A Deeper Explanation
All the factors described previously certainly make it difficult to manage conflict and consensus effectively. The core contention of this book, however, is that many leaders fail to make and implement decisions successfully for a more fundamental reason—that is, they tend to focus first and foremost on finding the “right” solution when a problem arises rather than stepping back to determine the “right” process that should be employed to make the decision. They fixate on the question “What decision should I make?” rather than asking “How should I go about making the decision?” Answering this “how” question correctly often has a profound impact on a leader’s decision-making effectiveness. It enables leaders to create the conditions and mechanisms that will lead to healthy debate and dissent as well as a comprehensive and enduring consensus.

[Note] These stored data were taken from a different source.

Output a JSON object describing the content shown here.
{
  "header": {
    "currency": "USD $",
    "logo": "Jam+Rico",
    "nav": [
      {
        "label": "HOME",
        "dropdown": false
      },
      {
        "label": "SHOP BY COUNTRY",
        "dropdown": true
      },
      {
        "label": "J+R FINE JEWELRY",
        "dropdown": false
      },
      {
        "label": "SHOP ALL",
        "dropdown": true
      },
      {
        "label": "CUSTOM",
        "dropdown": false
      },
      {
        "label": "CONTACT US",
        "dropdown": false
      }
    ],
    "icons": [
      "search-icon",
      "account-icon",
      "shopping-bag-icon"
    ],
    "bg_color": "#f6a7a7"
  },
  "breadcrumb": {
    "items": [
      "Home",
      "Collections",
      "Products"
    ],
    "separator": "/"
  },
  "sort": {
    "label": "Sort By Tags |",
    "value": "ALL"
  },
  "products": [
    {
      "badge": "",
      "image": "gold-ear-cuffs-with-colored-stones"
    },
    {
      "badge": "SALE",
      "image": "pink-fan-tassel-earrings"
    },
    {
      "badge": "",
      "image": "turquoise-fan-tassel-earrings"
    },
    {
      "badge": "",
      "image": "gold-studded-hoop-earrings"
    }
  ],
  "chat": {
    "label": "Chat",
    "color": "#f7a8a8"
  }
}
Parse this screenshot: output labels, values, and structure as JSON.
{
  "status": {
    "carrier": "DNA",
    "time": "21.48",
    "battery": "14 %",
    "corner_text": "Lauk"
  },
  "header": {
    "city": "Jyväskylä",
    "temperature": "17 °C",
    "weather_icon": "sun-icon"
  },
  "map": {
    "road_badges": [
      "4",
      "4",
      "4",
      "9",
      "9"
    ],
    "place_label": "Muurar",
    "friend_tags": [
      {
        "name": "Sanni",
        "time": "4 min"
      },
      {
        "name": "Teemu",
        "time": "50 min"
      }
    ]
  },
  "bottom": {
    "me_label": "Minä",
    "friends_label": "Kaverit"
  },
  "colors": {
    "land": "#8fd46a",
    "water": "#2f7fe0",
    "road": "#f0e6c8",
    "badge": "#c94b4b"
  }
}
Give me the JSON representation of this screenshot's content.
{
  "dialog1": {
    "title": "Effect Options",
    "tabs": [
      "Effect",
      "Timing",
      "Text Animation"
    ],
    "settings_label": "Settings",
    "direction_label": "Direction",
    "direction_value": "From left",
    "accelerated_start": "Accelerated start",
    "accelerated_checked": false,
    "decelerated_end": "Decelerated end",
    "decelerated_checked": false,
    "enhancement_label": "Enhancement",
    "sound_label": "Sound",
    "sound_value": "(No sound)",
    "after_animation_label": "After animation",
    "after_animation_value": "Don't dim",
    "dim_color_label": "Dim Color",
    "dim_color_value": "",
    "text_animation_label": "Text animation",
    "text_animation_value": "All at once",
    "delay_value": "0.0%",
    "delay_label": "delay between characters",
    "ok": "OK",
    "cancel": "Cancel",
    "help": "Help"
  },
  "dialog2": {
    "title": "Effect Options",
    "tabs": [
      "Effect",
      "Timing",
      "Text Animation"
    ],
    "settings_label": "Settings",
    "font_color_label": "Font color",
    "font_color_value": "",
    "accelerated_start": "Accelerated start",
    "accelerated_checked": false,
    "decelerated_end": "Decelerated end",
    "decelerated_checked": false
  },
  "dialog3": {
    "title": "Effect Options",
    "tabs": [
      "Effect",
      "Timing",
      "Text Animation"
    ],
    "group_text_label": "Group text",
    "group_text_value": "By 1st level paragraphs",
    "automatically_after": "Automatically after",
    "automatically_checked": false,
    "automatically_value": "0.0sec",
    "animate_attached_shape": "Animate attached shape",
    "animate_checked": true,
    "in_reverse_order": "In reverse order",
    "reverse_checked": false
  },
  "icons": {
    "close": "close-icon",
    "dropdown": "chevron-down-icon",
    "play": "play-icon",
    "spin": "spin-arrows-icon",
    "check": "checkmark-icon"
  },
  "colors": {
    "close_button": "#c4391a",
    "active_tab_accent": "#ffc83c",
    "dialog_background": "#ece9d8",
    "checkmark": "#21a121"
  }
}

Naturally, leaders also must address the content of critical high-stakes decisions, not simply the processes of deliberation and analysis. They have to take a stand on the issues, and they must make difficult trade-offs in many cases. Moreover, creating and leading an effective decision-making process does not guarantee a successful choice and smooth implementation. However, developing and managing a high-quality decision-making process does greatly enhance the probability of successful choices and results.59
Throughout this book, I argue that leaders should stay attuned constantly to the social, emotional, and political processes of decision. However, they need to do more than this. They must not simply react passively to the personality clashes and backroom maneuvering that emerges during a decision-making process. Instead, they should actively shape and influence the conditions under which people will interact and deliberate. They must make choices about the type of process that they want to employ and the roles that they want various people to play, as Alan Mulally has done at Ford. In short, leaders must “decide how to decide” as they confront complex and ambiguous situations, rather than fixating solely on the intellectual challenge of finding the optimal solution to the organization’s perplexing problems. With this broad theme in mind, let’s begin to tackle the marvelous challenge of discovering how leaders can cultivate “diversity in counsel, unity in command.”